SEZAR, GAI JULİUS(Gaius Iulius Caesar) (MÖ 100-44), diktatörlüğü cumhuriyetçilikten imparatorluğa kesin dönüşü simgeleyen Romalı devlet adamı ve komutan. Sezar, MÖ 12 Temmuz 100'de doğdu. (Doğum yılı kesin olarak belirlenmiş sayılamaz; MÖ 102 veya 101 lehine argümanlar vardır). Sezar, ailenin tek oğluydu (küçük bir kız kardeşi Julia vardı), babası da Gaius öldüğünde 15 yaşındaydı. Sezar'ın MÖ 54 yılında, kendisi 46 yaşındayken ölen annesi Aurelius, onun eğitimini denetledi ve hayatı boyunca oğlu üzerinde önemli bir nüfuza sahip oldu. Babamın kız kardeşi Julia Teyze, Sezar'ın doğduğu yıl altıncı kez konsül olarak görev yapan Gaius Marius ile evliydi.

Siyasi kariyerin başlangıcı.

Sezar'ın gençliği, Roma tarihinin en çalkantılı onyıllarından birine denk geldi. Roma orduları şehri, ilki MÖ 87'de olmak üzere iki kez ele geçirdi ve muzaffer halkçılar, Sezar'ın amcası Marius (ö. MÖ 86) ve MÖ 84'te kendi askerleri tarafından öldürülen Lucius Cornelius Cinna tarafından yönetildi. Sezar'ın kızı Cornelia ile evlendiğini. Başka bir sefer, şehir MÖ 82'de Doğu'daki bir seferden dönerken Optimates'in lideri düşman Maria Sulla tarafından saldırıya uğradı. Her iki durumda da şehrin ele geçirilmesini, siyasi muhaliflerin katledilmesi ve mülklerine el konulması izledi. Sulla'nın yasakları özellikle acımasızdı.

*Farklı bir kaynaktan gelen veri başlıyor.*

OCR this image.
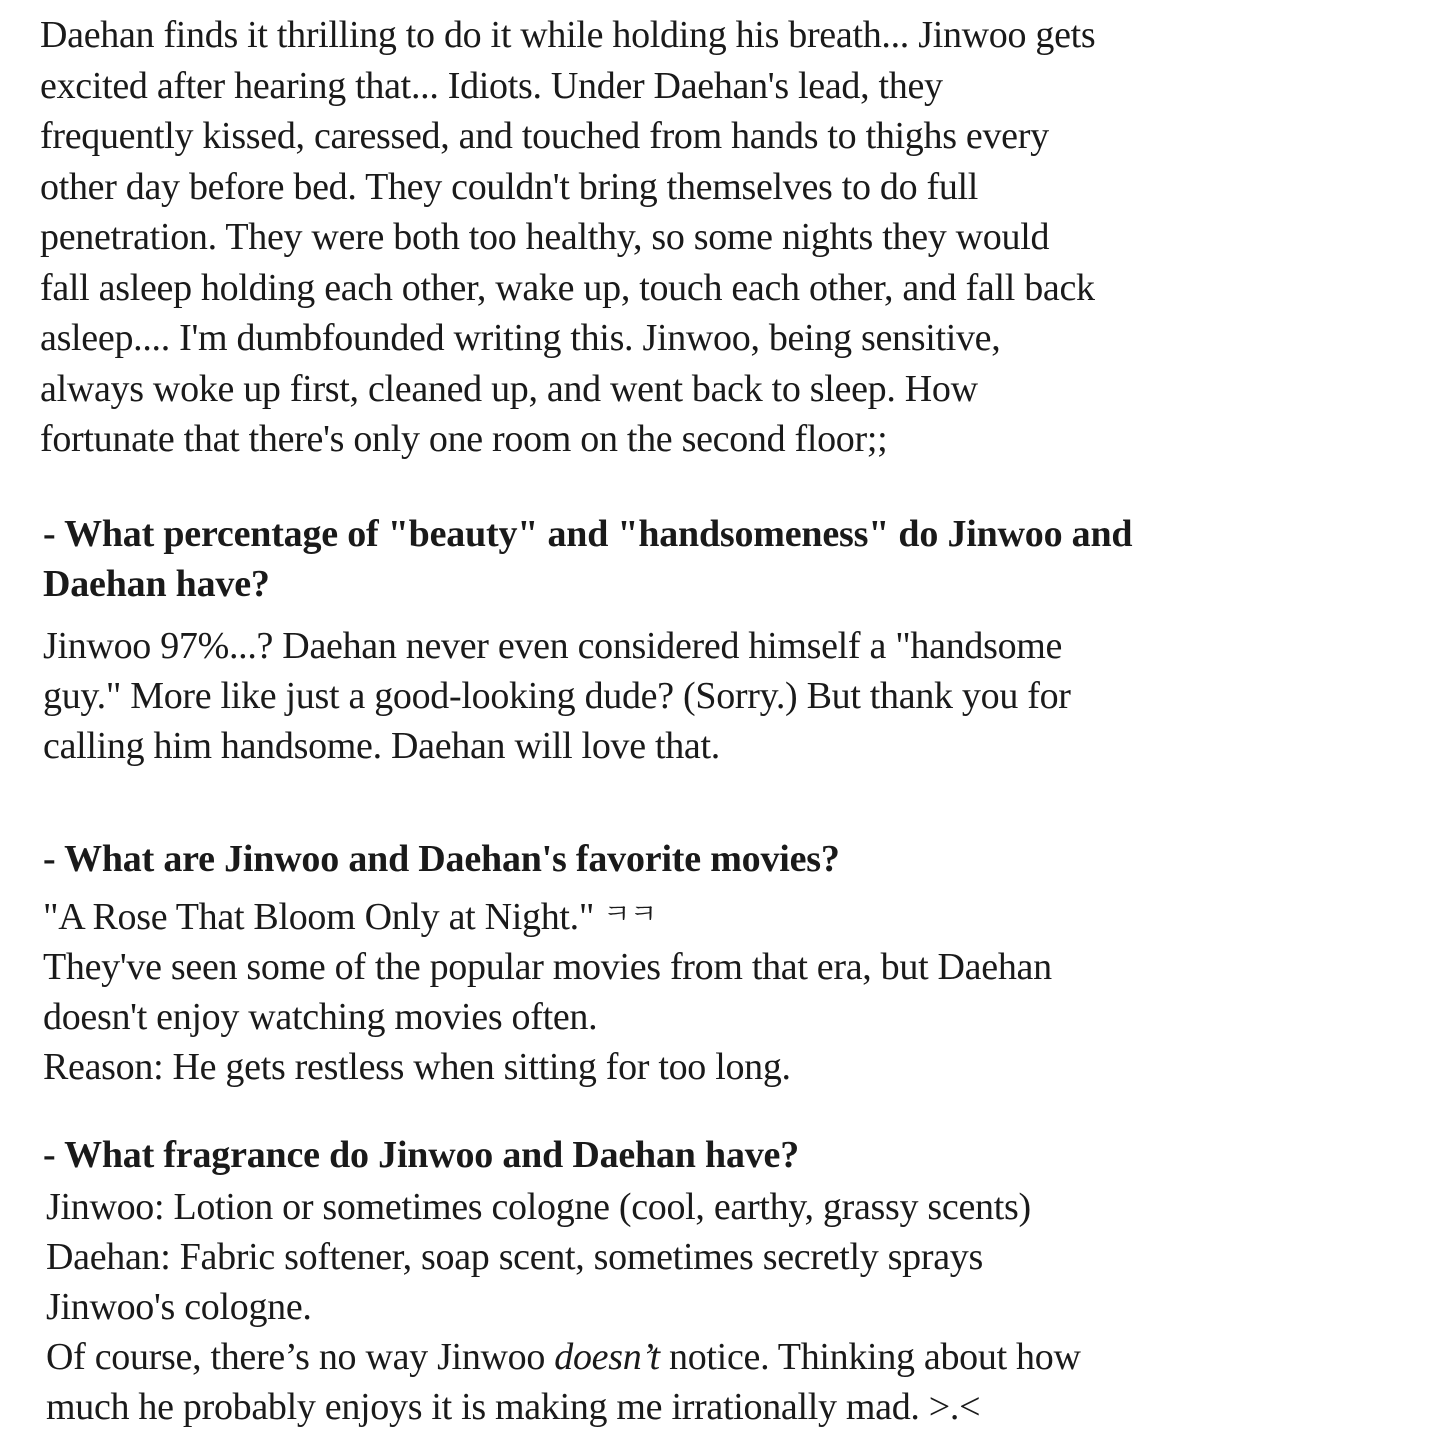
Daehan finds it thrilling to do it while holding his breath... Jinwoo gets
excited after hearing that... Idiots. Under Daehan's lead, they
frequently kissed, caressed, and touched from hands to thighs every
other day before bed. They couldn't bring themselves to do full
penetration. They were both too healthy, so some nights they would
fall asleep holding each other, wake up, touch each other, and fall back
asleep.... I'm dumbfounded writing this. Jinwoo, being sensitive,
always woke up first, cleaned up, and went back to sleep. How
fortunate that there's only one room on the second floor;;

- What percentage of "beauty" and "handsomeness" do Jinwoo and
Daehan have?

Jinwoo 97%...? Daehan never even considered himself a "handsome
guy." More like just a good-looking dude? (Sorry.) But thank you for
calling him handsome. Daehan will love that.

- What are Jinwoo and Daehan's favorite movies?

"A Rose That Bloom Only at Night." ㅋㅋ
They've seen some of the popular movies from that era, but Daehan
doesn't enjoy watching movies often.
Reason: He gets restless when sitting for too long.

- What fragrance do Jinwoo and Daehan have?

Jinwoo: Lotion or sometimes cologne (cool, earthy, grassy scents)
Daehan: Fabric softener, soap scent, sometimes secretly sprays
Jinwoo's cologne.
Of course, there’s no way Jinwoo doesn’t notice. Thinking about how
much he probably enjoys it is making me irrationally mad. >.<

Sezar, Sulla'nın, kızı Julia'yı doğuran karısından boşanma talebini hayatını tehlikeye atarak reddetti ve bir süre sonra MÖ 81'de Asya eyaletine doğru yola çıktı. Bunu yöneten praetor, Sezar'ı Bithynia kralı Nikomedes'in sarayına elçi olarak gönderdi.

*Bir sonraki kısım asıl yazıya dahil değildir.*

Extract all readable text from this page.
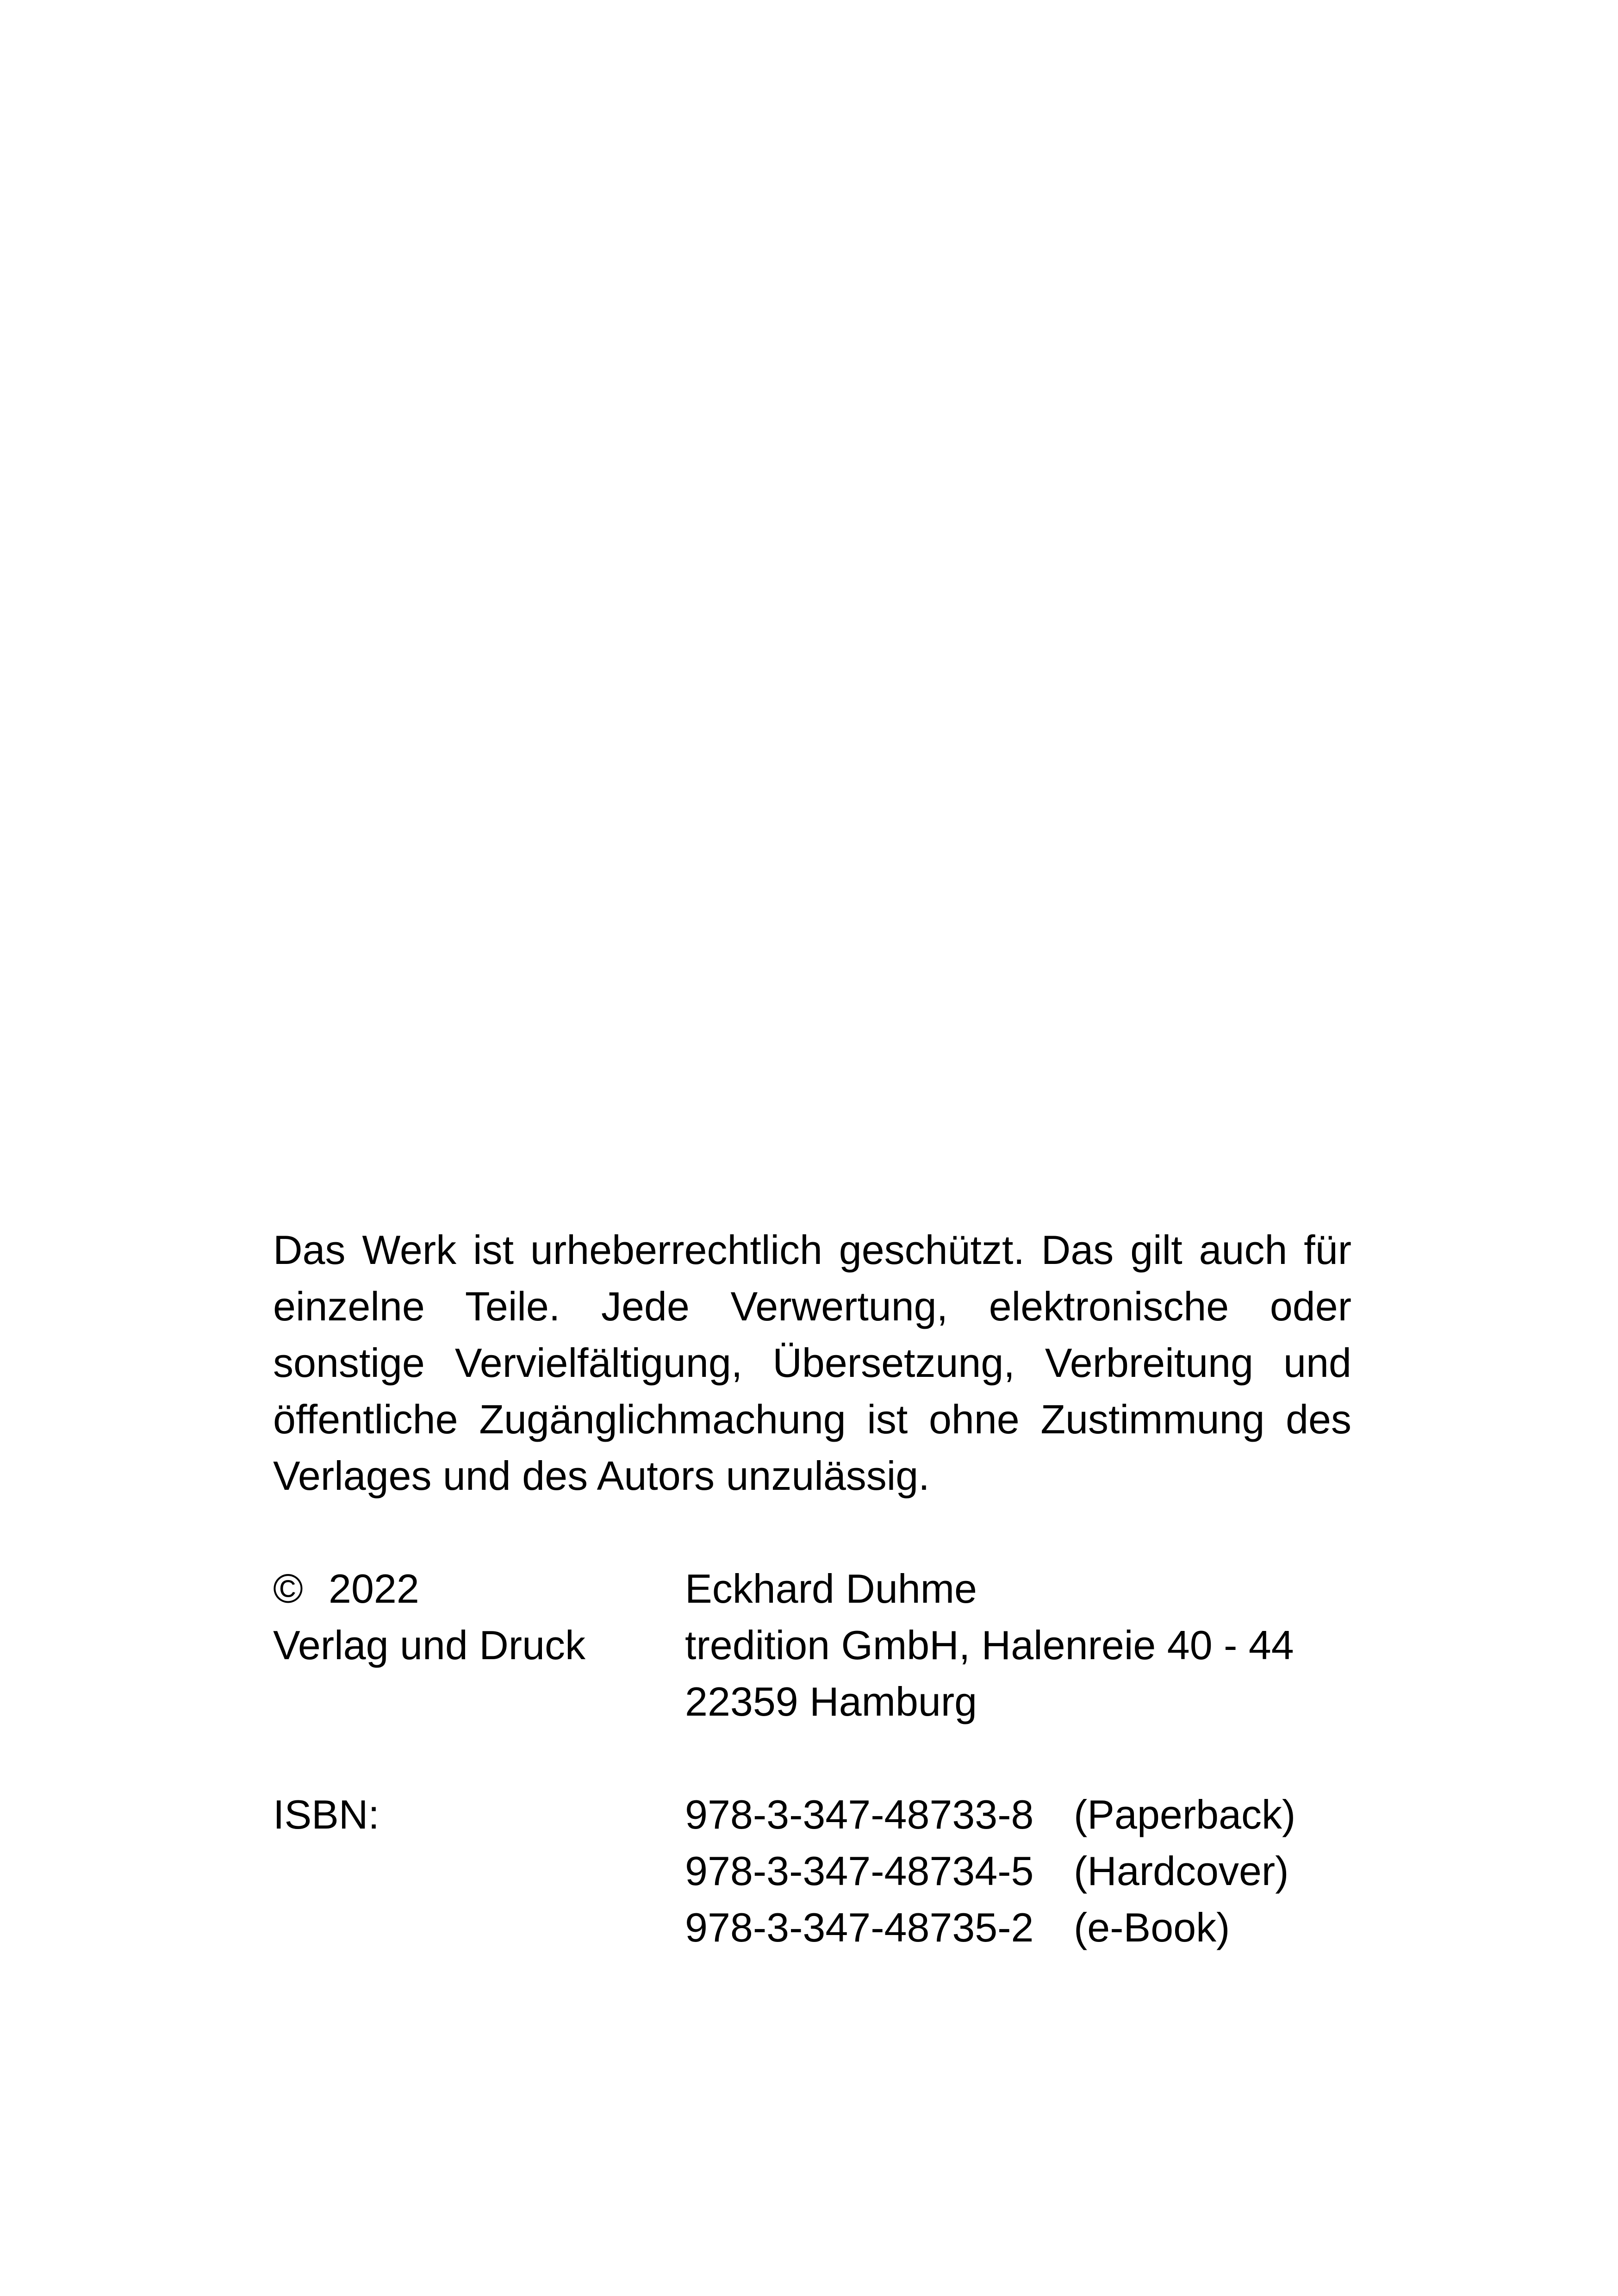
Das Werk ist urheberrechtlich geschützt. Das gilt auch für
einzelne Teile. Jede Verwertung, elektronische oder
sonstige Vervielfältigung, Übersetzung, Verbreitung und
öffentliche Zugänglichmachung ist ohne Zustimmung des
Verlages und des Autors unzulässig.
© 2022	Eckhard Duhme
Verlag und Druck	tredition GmbH, Halenreie 40 - 44
22359 Hamburg
ISBN:	978-3-347-48733-8 (Paperback)
978-3-347-48734-5 (Hardcover)
978-3-347-48735-2 (e-Book)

Sulla'nın ölüm haberini alan Sezar, MÖ 78'de Roma'ya döndü. ve önde gelen politikacıları mahkemeye çıkarmasıyla burada ün kazandı. Sezar daha sonra, Cicero'nun birkaç yıl önce yaptığı gibi, ünlü Molon'dan retorik eğitimi almak üzere Rodos'a gitti. MÖ 75-74 Kışı Ege Denizi'nde Sezar korsanların eline geçti. Esaret altındayken korsanların fidye olarak talep ettiği paranın gelmesini bekleyen Sezar, sanki şaka yollu bir şekilde onları çarmıha gereceğine söz verdi ve serbest kalır kalmaz tehdidini yerine getirdi. MÖ 73'te. Sezar papa seçildi ve ardından normal siyasi kariyerine başlamak için Roma'ya döndü. Sezar, MÖ 69-68 yılları arasında quaestor (mali hakim) olarak görev yaptı. Uzak İspanya eyaletinde.

60'lı yıllarda Roma'nın siyasi yaşamında iyimserlerin egemenliğine Pompey ve Crassus karşı çıktı. Quintus Lutatius Catulus (M.Ö. 78'in konsülü) ve Lucius Licinius Lucullus'un (Küçük Asya'da Mithridates'e karşı seferi çok başarılı bir şekilde başlayan ancak nihai zaferle sonuçlanmayan, M.Ö. 74'ün konsülü) liderliğindeki iyimserler arasında esas olarak, Sulla'nın altında kariyer yaptı. Buna karşılık, MÖ 70'te konsül olan Pompey ve Crassus, Sulla'nın anayasasının en gerici bölümlerini yürürlükten kaldırdılar.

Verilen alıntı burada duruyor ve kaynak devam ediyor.